Cette qualité stylistique n'est pas décorative, elle dit le désir qu'en a l'auteure de ne pas abîmer son sujet, de ne pas asservir en l'évoquant sa famille, qui a payé un si lourd tribu à la déshumanisation dont étaient victimes les Indiens immigrés à l'île Maurice. La recherche du mot juste est corrélée à la recherche du bon traitement de son sujet :"Je voudrais que ça coule comme du miel […] mais les mots sont lourds, du béton on dirait. Personne de ma famille ne pourrait lire ça, ça parle d'eux pourtant ça les aliène". Il n'y a pas de beauté de la langue en soi : elle sera ressentie comme belle parce qu'elle n'étouffe pas les gens qu'elle évoque et qu'elle saura aussi être efficace, "comme des clés de biche ou des marteaux" pour ouvrir la mémoire familiale.

J'ai aimé aussi les pistes de réflexion qu'ouvre cet essai : que recouvrent le silence et l'oubli de ceux qui nous ont précédés ? Quand s'arrête la "peine" de nos aïeux ? Se peut-il que celle-ci aille jusqu'à contaminer notre identité actuelle profonde ? de quoi hérite-t-on finalement ? Malgré ses recherches pour mettre au jour les événements vécus par son grand-père, elle bute sur le silence, sur le tabou, sur l'oubli et les intègre à son oeuvre, finalement faite de "présence-absence". La démarche littéraire n'est pas omnipotente, elle est une humble tentative pour fixer ce qui s'enfuit inexorablement, cette "mémoire délavée" - quel magnifique titre, au passage !

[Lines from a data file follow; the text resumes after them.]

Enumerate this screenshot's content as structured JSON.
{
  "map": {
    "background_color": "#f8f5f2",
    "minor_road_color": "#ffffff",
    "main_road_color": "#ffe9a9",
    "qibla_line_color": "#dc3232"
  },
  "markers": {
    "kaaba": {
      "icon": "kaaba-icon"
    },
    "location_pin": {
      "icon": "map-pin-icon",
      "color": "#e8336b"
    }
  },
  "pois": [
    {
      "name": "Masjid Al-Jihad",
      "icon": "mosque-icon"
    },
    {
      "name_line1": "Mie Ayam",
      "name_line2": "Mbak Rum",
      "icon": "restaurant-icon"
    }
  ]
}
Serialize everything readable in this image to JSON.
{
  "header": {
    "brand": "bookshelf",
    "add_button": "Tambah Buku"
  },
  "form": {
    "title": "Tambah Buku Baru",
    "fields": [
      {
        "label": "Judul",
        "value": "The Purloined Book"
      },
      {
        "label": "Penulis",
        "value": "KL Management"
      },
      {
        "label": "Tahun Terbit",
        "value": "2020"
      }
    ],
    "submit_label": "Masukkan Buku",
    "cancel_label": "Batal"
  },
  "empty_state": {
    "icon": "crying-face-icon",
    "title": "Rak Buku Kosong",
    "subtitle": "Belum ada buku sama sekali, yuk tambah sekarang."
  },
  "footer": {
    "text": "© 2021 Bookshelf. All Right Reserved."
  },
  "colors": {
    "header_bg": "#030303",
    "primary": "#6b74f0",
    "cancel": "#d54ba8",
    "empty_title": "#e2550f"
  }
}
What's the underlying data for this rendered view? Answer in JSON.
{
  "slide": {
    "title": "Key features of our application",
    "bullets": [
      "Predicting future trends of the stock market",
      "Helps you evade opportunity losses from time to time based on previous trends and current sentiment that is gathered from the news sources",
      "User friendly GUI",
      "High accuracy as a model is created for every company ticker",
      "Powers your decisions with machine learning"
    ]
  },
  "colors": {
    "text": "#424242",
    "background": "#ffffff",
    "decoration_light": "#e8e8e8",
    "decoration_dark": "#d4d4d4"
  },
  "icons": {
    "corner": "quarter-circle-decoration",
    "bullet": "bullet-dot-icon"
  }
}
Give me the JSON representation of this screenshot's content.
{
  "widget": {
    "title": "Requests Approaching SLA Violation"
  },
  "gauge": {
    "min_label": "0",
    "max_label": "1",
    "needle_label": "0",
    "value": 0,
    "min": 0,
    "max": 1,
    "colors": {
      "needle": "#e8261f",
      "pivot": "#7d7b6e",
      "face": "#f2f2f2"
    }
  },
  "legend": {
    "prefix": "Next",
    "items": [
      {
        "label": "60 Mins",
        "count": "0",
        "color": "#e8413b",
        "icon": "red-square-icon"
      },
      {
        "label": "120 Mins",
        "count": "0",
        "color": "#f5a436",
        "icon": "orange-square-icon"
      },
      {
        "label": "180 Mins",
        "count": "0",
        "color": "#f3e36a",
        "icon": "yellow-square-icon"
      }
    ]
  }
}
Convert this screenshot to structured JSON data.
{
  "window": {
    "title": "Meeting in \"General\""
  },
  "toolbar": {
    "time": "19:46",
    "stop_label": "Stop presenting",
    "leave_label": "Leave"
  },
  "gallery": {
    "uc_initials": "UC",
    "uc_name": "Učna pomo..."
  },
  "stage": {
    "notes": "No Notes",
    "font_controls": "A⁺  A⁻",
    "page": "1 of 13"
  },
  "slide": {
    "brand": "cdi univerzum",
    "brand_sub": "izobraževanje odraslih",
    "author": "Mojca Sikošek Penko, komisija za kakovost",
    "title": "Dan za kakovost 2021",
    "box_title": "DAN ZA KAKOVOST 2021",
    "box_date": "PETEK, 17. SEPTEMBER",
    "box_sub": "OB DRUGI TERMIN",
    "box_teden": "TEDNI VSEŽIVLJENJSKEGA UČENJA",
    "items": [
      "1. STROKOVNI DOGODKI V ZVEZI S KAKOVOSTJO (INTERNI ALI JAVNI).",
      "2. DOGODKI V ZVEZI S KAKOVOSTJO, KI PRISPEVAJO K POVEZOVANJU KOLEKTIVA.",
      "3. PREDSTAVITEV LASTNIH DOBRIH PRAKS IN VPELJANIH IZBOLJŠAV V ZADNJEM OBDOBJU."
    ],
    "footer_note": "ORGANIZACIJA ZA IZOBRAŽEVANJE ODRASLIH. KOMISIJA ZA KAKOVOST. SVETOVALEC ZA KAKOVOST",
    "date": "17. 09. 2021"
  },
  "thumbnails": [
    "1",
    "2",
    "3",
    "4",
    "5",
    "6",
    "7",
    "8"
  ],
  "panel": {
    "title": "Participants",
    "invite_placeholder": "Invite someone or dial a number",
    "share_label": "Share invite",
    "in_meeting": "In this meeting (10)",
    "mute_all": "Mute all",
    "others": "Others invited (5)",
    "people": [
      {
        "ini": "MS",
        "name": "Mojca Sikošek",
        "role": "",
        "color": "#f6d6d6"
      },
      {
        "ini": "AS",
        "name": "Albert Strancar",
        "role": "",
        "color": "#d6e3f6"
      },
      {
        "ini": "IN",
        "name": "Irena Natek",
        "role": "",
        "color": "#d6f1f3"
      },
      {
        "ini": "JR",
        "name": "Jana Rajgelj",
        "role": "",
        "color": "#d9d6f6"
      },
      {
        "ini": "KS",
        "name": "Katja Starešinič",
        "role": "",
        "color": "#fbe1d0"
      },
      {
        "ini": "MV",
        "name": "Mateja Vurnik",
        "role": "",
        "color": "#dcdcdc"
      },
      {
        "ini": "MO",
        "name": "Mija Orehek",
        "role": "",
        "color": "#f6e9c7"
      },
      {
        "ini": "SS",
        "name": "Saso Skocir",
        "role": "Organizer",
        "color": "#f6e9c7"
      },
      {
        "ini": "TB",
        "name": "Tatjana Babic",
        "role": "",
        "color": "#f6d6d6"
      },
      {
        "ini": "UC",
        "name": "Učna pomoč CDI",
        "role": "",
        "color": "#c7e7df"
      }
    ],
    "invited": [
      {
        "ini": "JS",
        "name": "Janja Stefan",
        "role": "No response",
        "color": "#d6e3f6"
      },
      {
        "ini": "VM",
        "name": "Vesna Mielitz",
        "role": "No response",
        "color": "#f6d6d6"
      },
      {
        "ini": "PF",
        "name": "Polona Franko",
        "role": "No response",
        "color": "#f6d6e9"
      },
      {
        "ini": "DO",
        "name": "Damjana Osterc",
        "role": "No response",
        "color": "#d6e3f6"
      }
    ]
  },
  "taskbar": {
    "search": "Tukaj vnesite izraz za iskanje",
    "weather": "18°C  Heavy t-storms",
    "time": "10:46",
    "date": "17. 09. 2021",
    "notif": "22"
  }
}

Et puis par-delà l'intérêt de la réflexion, cet essai s'impose par son émotion. Quand elle évoque son père, son grand-père, sa grand-mère analphabète auxquels elle était si attachée, quand elle part à la recherche de bribes d'elle-même dans ce passé enfoui, c'est proprement bouleversant. Nathacha Appanah emploie des mots simples, elle écrit avec sincérité et amour, et cela me touche en plein coeur.